Asked which party’s education policies they had been most impressed with while putting aside their own preference, 26 per cent of respondents said Labour, 16 per cent said Conservative and 10 per cent said Liberal Democrat. Five per cent chose the Brexit Party, despite the fact the party has not released details of its education policies.
Dr Mary Bousted, the joint general secretary of the NEU, said the poll demonstrated that the election “is about much more than Brexit”.
“The importance of education is growing in this election. Parents, alongside teachers, head teachers and support staff, know that if you value education then you must vote for education.”
Labour appears to be cutting through most with its education policies. Thirty-eight per cent of respondents said they had heard the party talking about education, compared with 27 per cent for the Conservatives and 16 per cent for the Liberal Democrats.
However the survey was conducted between November 22 and 25. While Labour and the Liberal Democrats had already published their manifestos, the Conservatives only published theirs on November 24.
The poll also shows that education is a much bigger issue in the midlands than it is in London, and more important to parents of nursery and primary school-age pupils than those with children at secondary school.
Whilst education is unsurprisingly important for parents of children currently going to school (actually the most surprising this is it’s not higher), regretfully this is of course not representative of the electorate as a whole.
YouGov had education as the 7th in the list of most important issue at 14%, with Brexit at 68% (nearly five times bigger)
Ipsos Mori has education as the 5th most important issue at 18%, with Brexit at 63%.
It’s also worth putting this into context in terms of who took part in this poll.
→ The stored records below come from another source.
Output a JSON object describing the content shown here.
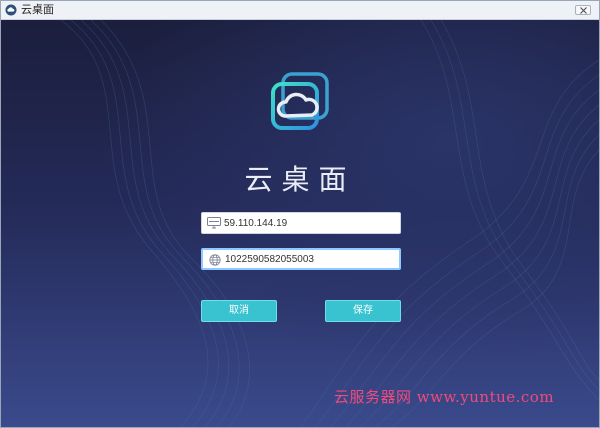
{
  "window": {
    "title": "云桌面",
    "close_label": "close"
  },
  "brand": {
    "name": "云桌面"
  },
  "form": {
    "server_address": {
      "value": "59.110.144.19",
      "icon": "server-icon"
    },
    "client_id": {
      "value": "1022590582055003",
      "icon": "globe-icon"
    }
  },
  "buttons": {
    "cancel_label": "取消",
    "save_label": "保存"
  },
  "watermark": {
    "text": "云服务器网 www.yuntue.com"
  },
  "colors": {
    "background": "#1d2141",
    "accent": "#39c3d1",
    "watermark": "#f24a7a"
  }
}
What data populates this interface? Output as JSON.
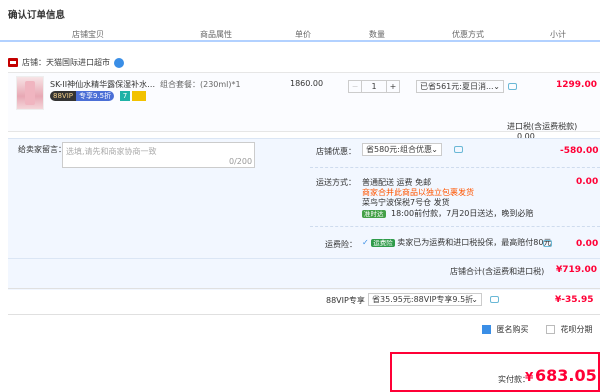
{
  "page_title": "确认订单信息",
  "columns": [
    "店铺宝贝",
    "商品属性",
    "单价",
    "数量",
    "优惠方式",
    "小计"
  ],
  "shop": {
    "label": "店铺：",
    "name": "天猫国际进口超市"
  },
  "item": {
    "name": "SK-II神仙水精华露保湿补水青...",
    "vip_left": "88VIP",
    "vip_right": "专享9.5折",
    "tag7": "7",
    "attr": "组合套餐：(230ml)*1",
    "unit_price": "1860.00",
    "qty": "1",
    "qty_minus": "−",
    "qty_plus": "+",
    "promo": "已省561元:夏日消...",
    "subtotal": "1299.00"
  },
  "tax": {
    "label": "进口税(含运费税款)",
    "value": "0.00"
  },
  "message": {
    "label": "给卖家留言：",
    "placeholder": "选填,请先和商家协商一致",
    "count": "0/200"
  },
  "shop_discount": {
    "label": "店铺优惠：",
    "option": "省580元:组合优惠",
    "value": "-580.00"
  },
  "shipping": {
    "label": "运送方式：",
    "line1": "普通配送 运费 免邮",
    "line2": "商家合并此商品以独立包裹发货",
    "line3": "菜鸟宁波保税7号仓  发货",
    "badge": "准时达",
    "line4": "18:00前付款，7月20日送达，晚到必赔",
    "value": "0.00"
  },
  "insurance": {
    "label": "运费险：",
    "tag": "运费险",
    "text": "卖家已为运费和进口税投保，最高赔付80元",
    "value": "0.00"
  },
  "shop_total": {
    "label": "店铺合计(含运费和进口税)",
    "value": "¥719.00"
  },
  "vip88": {
    "label": "88VIP专享",
    "option": "省35.95元:88VIP专享9.5折",
    "value": "¥-35.95"
  },
  "options": {
    "anonymous": "匿名购买",
    "huabei": "花呗分期"
  },
  "final": {
    "label": "实付款：",
    "currency": "¥",
    "amount": "683.05"
  }
}
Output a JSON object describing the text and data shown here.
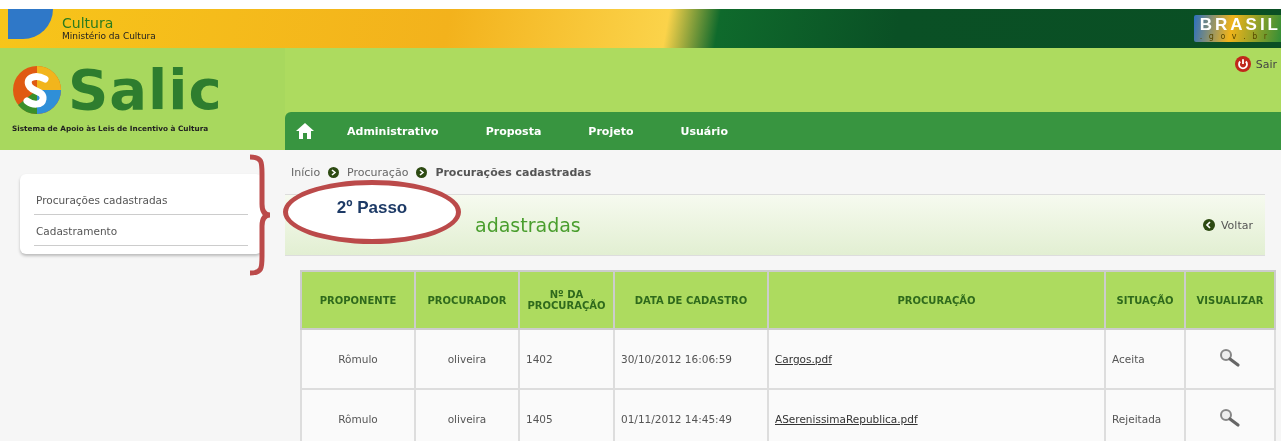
{
  "banner": {
    "title": "Cultura",
    "subtitle": "Ministério da Cultura",
    "gov_logo": {
      "word": "BRASIL",
      "domain": ". g o v . b r"
    }
  },
  "header": {
    "logo": "Salic",
    "tagline": "Sistema de Apoio às Leis de Incentivo à Cultura",
    "logout": "Sair"
  },
  "nav": {
    "items": [
      "Administrativo",
      "Proposta",
      "Projeto",
      "Usuário"
    ]
  },
  "sidebar": {
    "items": [
      {
        "label": "Procurações cadastradas"
      },
      {
        "label": "Cadastramento"
      }
    ]
  },
  "breadcrumb": [
    {
      "label": "Início",
      "current": false
    },
    {
      "label": "Procuração",
      "current": false
    },
    {
      "label": "Procurações cadastradas",
      "current": true
    }
  ],
  "annotation": {
    "label": "2º Passo"
  },
  "page_title": "adastradas",
  "back_link": "Voltar",
  "table": {
    "columns": [
      "PROPONENTE",
      "PROCURADOR",
      "Nº DA PROCURAÇÃO",
      "DATA DE CADASTRO",
      "PROCURAÇÃO",
      "SITUAÇÃO",
      "VISUALIZAR"
    ],
    "rows": [
      {
        "proponente": "Rômulo",
        "procurador": "oliveira",
        "numero": "1402",
        "data": "30/10/2012 16:06:59",
        "arquivo": "Cargos.pdf",
        "situacao": "Aceita"
      },
      {
        "proponente": "Rômulo",
        "procurador": "oliveira",
        "numero": "1405",
        "data": "01/11/2012 14:45:49",
        "arquivo": "ASerenissimaRepublica.pdf",
        "situacao": "Rejeitada"
      }
    ]
  }
}
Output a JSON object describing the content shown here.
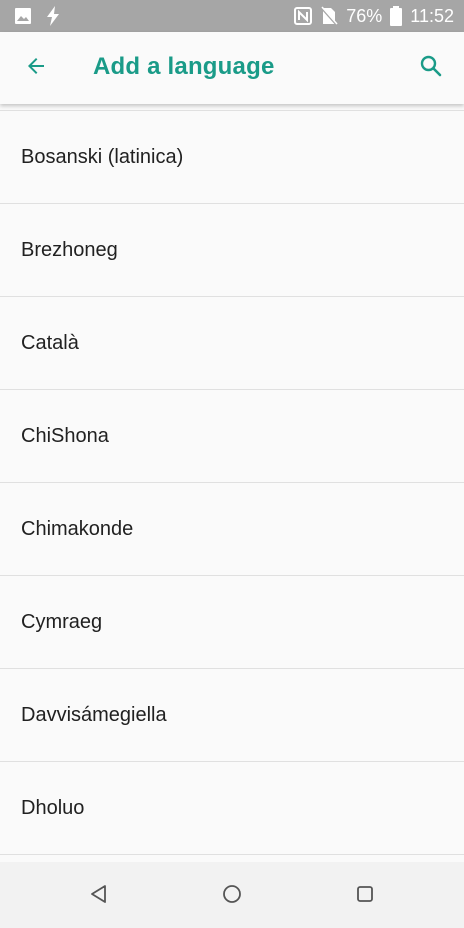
{
  "status_bar": {
    "battery": "76%",
    "time": "11:52",
    "icons": [
      "image-icon",
      "flash-icon",
      "nfc-icon",
      "no-sim-icon",
      "battery-icon"
    ]
  },
  "toolbar": {
    "title": "Add a language",
    "accent_color": "#1a9b88",
    "back_icon": "arrow-back-icon",
    "search_icon": "search-icon"
  },
  "languages": [
    "Bosanski (latinica)",
    "Brezhoneg",
    "Català",
    "ChiShona",
    "Chimakonde",
    "Cymraeg",
    "Davvisámegiella",
    "Dholuo"
  ],
  "nav_bar": {
    "icons": [
      "back-triangle-icon",
      "home-circle-icon",
      "recents-square-icon"
    ]
  }
}
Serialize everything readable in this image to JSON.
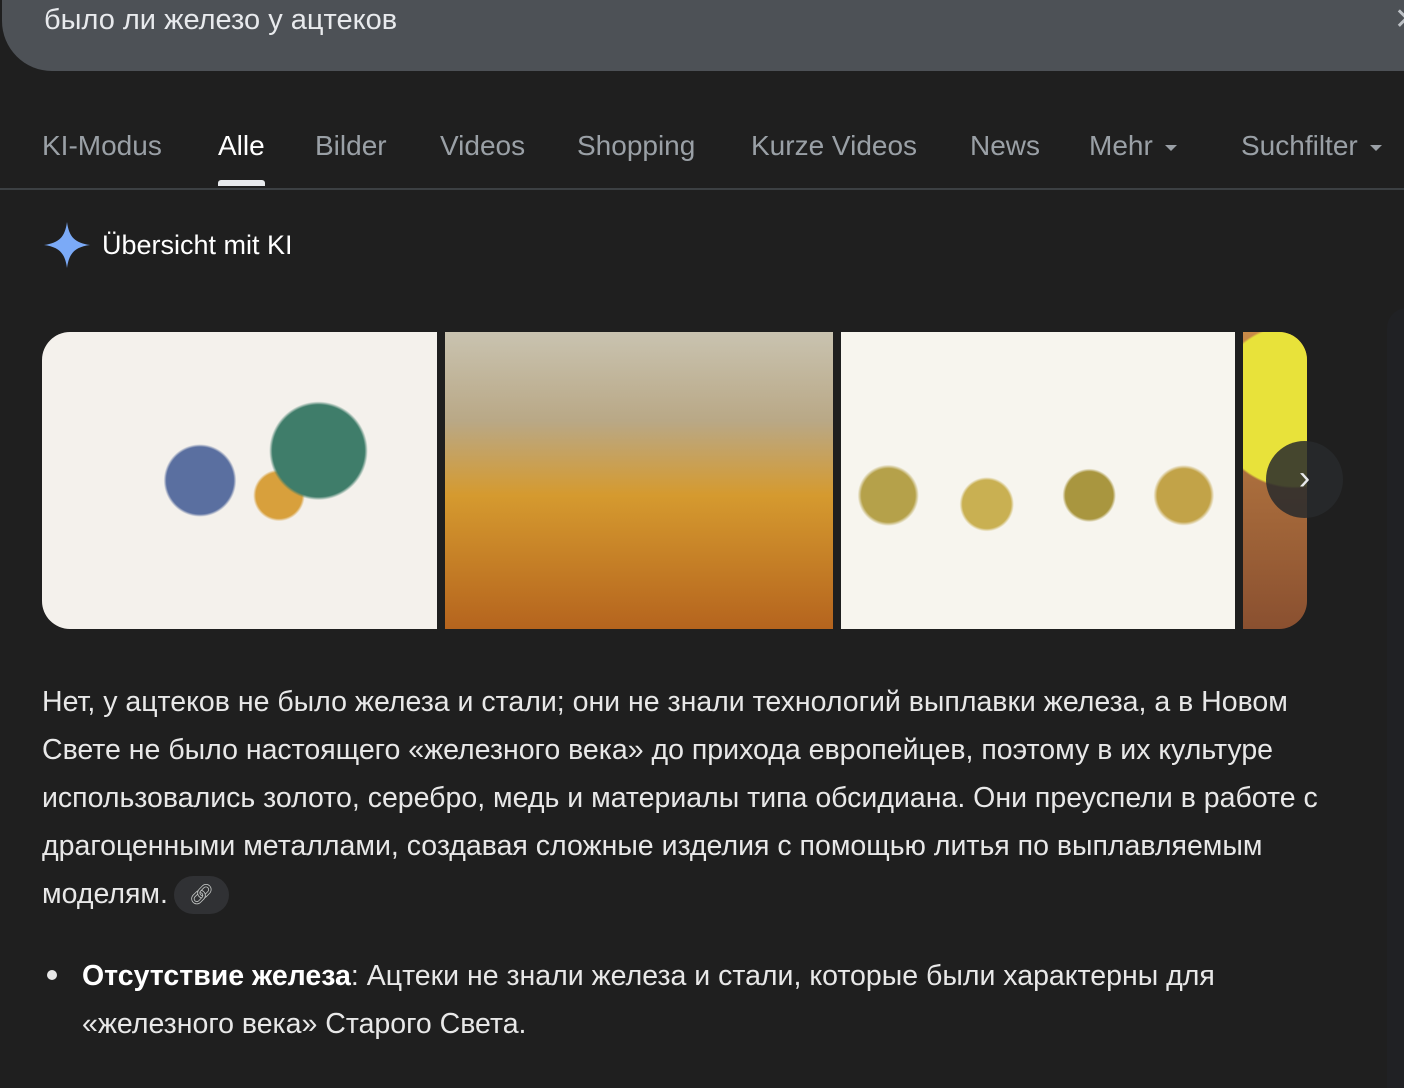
{
  "search": {
    "query": "было ли железо у ацтеков"
  },
  "tabs": [
    {
      "label": "KI-Modus"
    },
    {
      "label": "Alle"
    },
    {
      "label": "Bilder"
    },
    {
      "label": "Videos"
    },
    {
      "label": "Shopping"
    },
    {
      "label": "Kurze Videos"
    },
    {
      "label": "News"
    },
    {
      "label": "Mehr"
    },
    {
      "label": "Suchfilter"
    }
  ],
  "ai_overview": {
    "title": "Übersicht mit KI",
    "paragraph": "Нет, у ацтеков не было железа и стали; они не знали технологий выплавки железа, а в Новом Свете не было настоящего «железного века» до прихода европейцев, поэтому в их культуре использовались золото, серебро, медь и материалы типа обсидиана. Они преуспели в работе с драгоценными металлами, создавая сложные изделия с помощью литья по выплавляемым моделям.",
    "bullets": [
      {
        "title": "Отсутствие железа",
        "text": ": Ацтеки не знали железа и стали, которые были характерны для «железного века» Старого Света."
      }
    ]
  },
  "colors": {
    "accent": "#7baaf7",
    "background": "#1f1f1f"
  }
}
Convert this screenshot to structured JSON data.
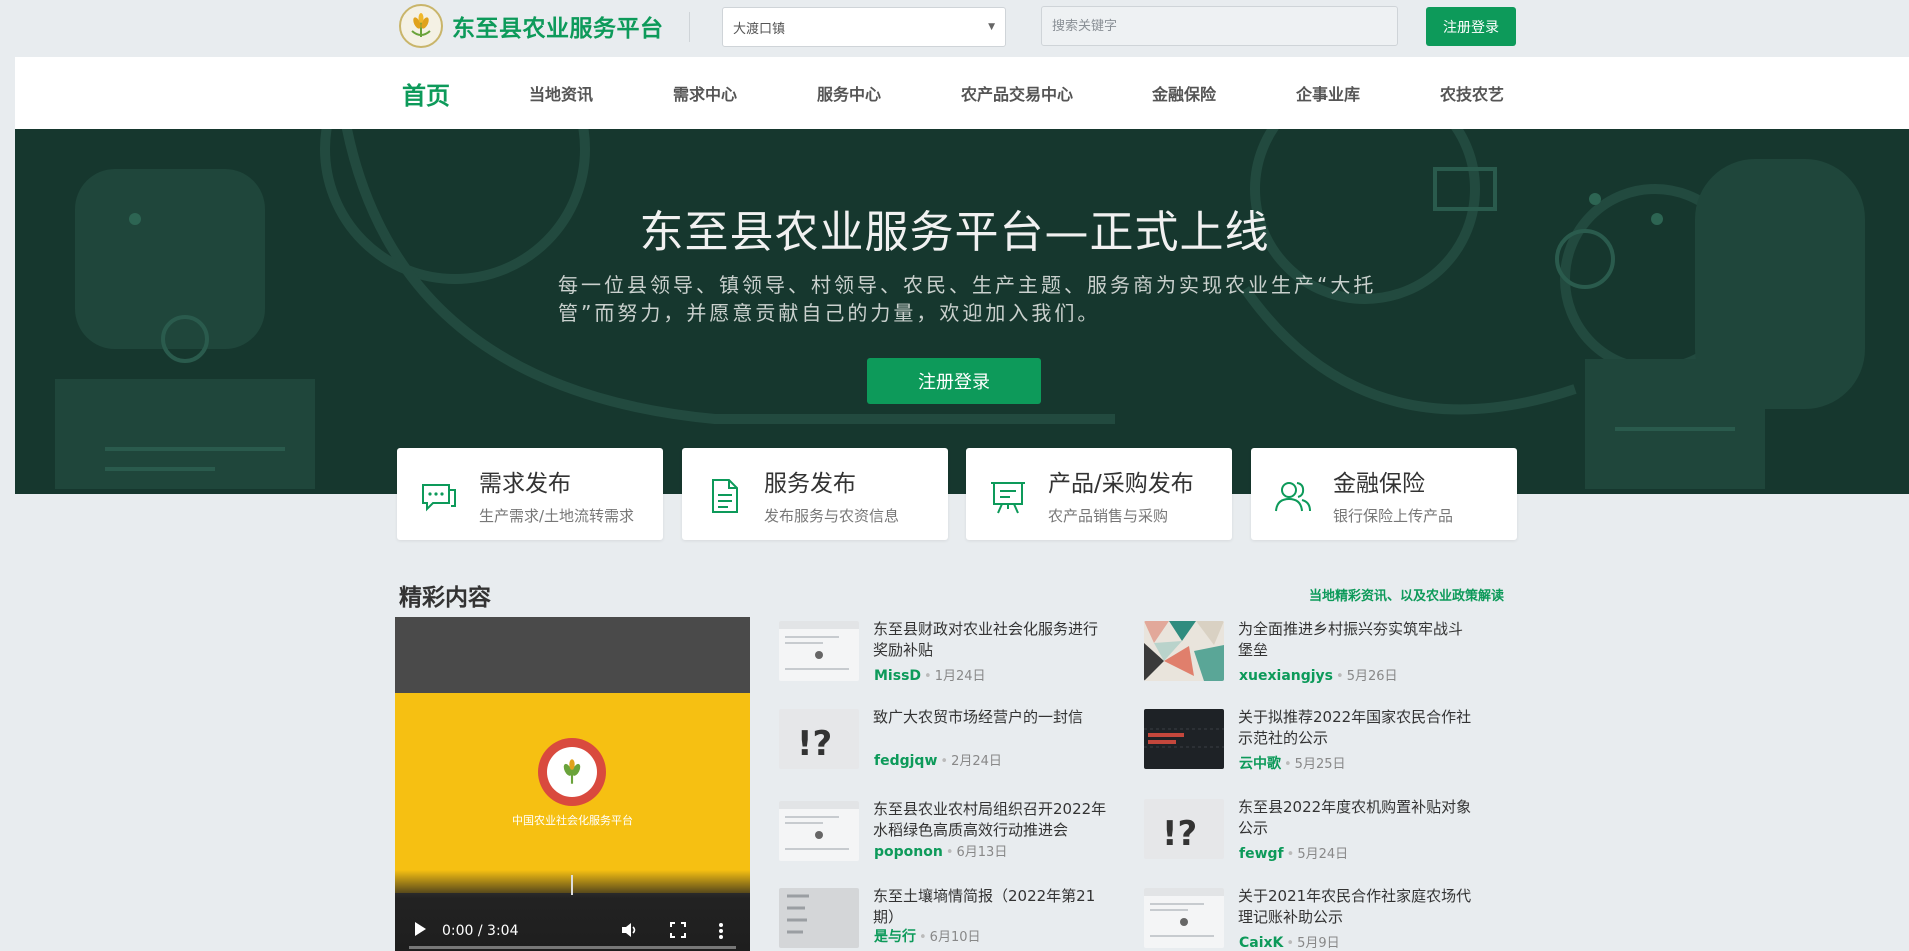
{
  "brand": {
    "title": "东至县农业服务平台"
  },
  "town_select": {
    "value": "大渡口镇"
  },
  "search": {
    "placeholder": "搜索关键字"
  },
  "top_register_label": "注册登录",
  "nav": {
    "items": [
      {
        "label": "首页",
        "active": true
      },
      {
        "label": "当地资讯"
      },
      {
        "label": "需求中心"
      },
      {
        "label": "服务中心"
      },
      {
        "label": "农产品交易中心"
      },
      {
        "label": "金融保险"
      },
      {
        "label": "企事业库"
      },
      {
        "label": "农技农艺"
      }
    ]
  },
  "hero": {
    "title": "东至县农业服务平台—正式上线",
    "desc": "每一位县领导、镇领导、村领导、农民、生产主题、服务商为实现农业生产“大托管”而努力，并愿意贡献自己的力量，欢迎加入我们。",
    "button_label": "注册登录"
  },
  "features": [
    {
      "title": "需求发布",
      "subtitle": "生产需求/土地流转需求",
      "icon": "chat-bubbles-icon"
    },
    {
      "title": "服务发布",
      "subtitle": "发布服务与农资信息",
      "icon": "document-icon"
    },
    {
      "title": "产品/采购发布",
      "subtitle": "农产品销售与采购",
      "icon": "presentation-board-icon"
    },
    {
      "title": "金融保险",
      "subtitle": "银行保险上传产品",
      "icon": "users-icon"
    }
  ],
  "section": {
    "title": "精彩内容",
    "link": "当地精彩资讯、以及农业政策解读"
  },
  "video": {
    "caption": "中国农业社会化服务平台",
    "time": "0:00 / 3:04",
    "progress": 0
  },
  "news": [
    {
      "title": "东至县财政对农业社会化服务进行奖励补贴",
      "author": "MissD",
      "date": "1月24日",
      "thumb": "doc"
    },
    {
      "title": "为全面推进乡村振兴夯实筑牢战斗堡垒",
      "author": "xuexiangjys",
      "date": "5月26日",
      "thumb": "pattern"
    },
    {
      "title": "致广大农贸市场经营户的一封信",
      "author": "fedgjqw",
      "date": "2月24日",
      "thumb": "question"
    },
    {
      "title": "关于拟推荐2022年国家农民合作社示范社的公示",
      "author": "云中歌",
      "date": "5月25日",
      "thumb": "dark"
    },
    {
      "title": "东至县农业农村局组织召开2022年水稻绿色高质高效行动推进会",
      "author": "poponon",
      "date": "6月13日",
      "thumb": "doc"
    },
    {
      "title": "东至县2022年度农机购置补贴对象公示",
      "author": "fewgf",
      "date": "5月24日",
      "thumb": "question"
    },
    {
      "title": "东至土壤墒情简报（2022年第21期）",
      "author": "是与行",
      "date": "6月10日",
      "thumb": "list"
    },
    {
      "title": "关于2021年农民合作社家庭农场代理记账补助公示",
      "author": "CaixK",
      "date": "5月9日",
      "thumb": "doc"
    }
  ],
  "colors": {
    "accent": "#0d9a5a",
    "hero_bg": "#16372e",
    "video_bg": "#f6c012"
  }
}
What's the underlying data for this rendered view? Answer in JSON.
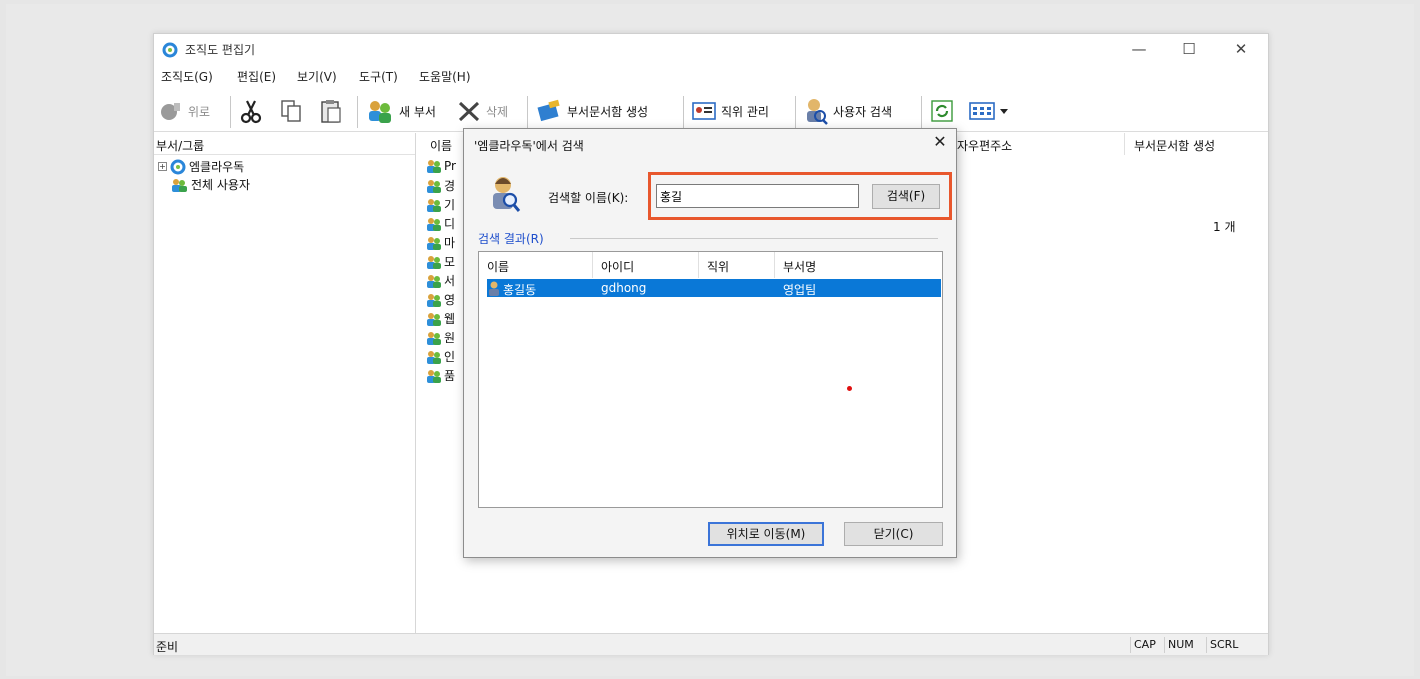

The precise numbers change on a daily basis, and between pollsters, but there is a very broad consensus that as things stand today polls have the Conservatives holding a strong lead over Labour. According to the BBC’s poll-of-polls today it currently stands at 11% (Conservatives at 41% and Labour at 30%), with Deltapoll’s own survey putting the Conservative lead at 13%
In this survey, after the respondents were asked who they’d vote for, Labour ended up with a 5% lead over the Conservatives (31% to 26%). That’s quite a difference.
Whilst these results can be discussed in terms of what parents of school age children think, it has little to no relevance to the broader picture, however much the NEU might wish it did.
As depressing as it is, this education is undoubtedly going to more influenced by Brexit than any election in recent times has been influenced by a single issue. I think education should be FAR higher up the list of priorities than 14%/18%, as will all readers of this website, but we have to face reality.
“As depressing as it is, this ELECTION is undoubtedly going to more influenced by Brexit …”
(Why do you only spot your own typos after pressing the submit button?!)
Mark – it happens to me all the time. It’s the same with clumsy grammar. Some publications have a time-limit edit function but Schools Week doesn’t.
It could have been worse, though. Your original typo could have just replaced the ‘L’ in ‘election’ with an ‘R’.
I shall read this very carefully before pressing Submit.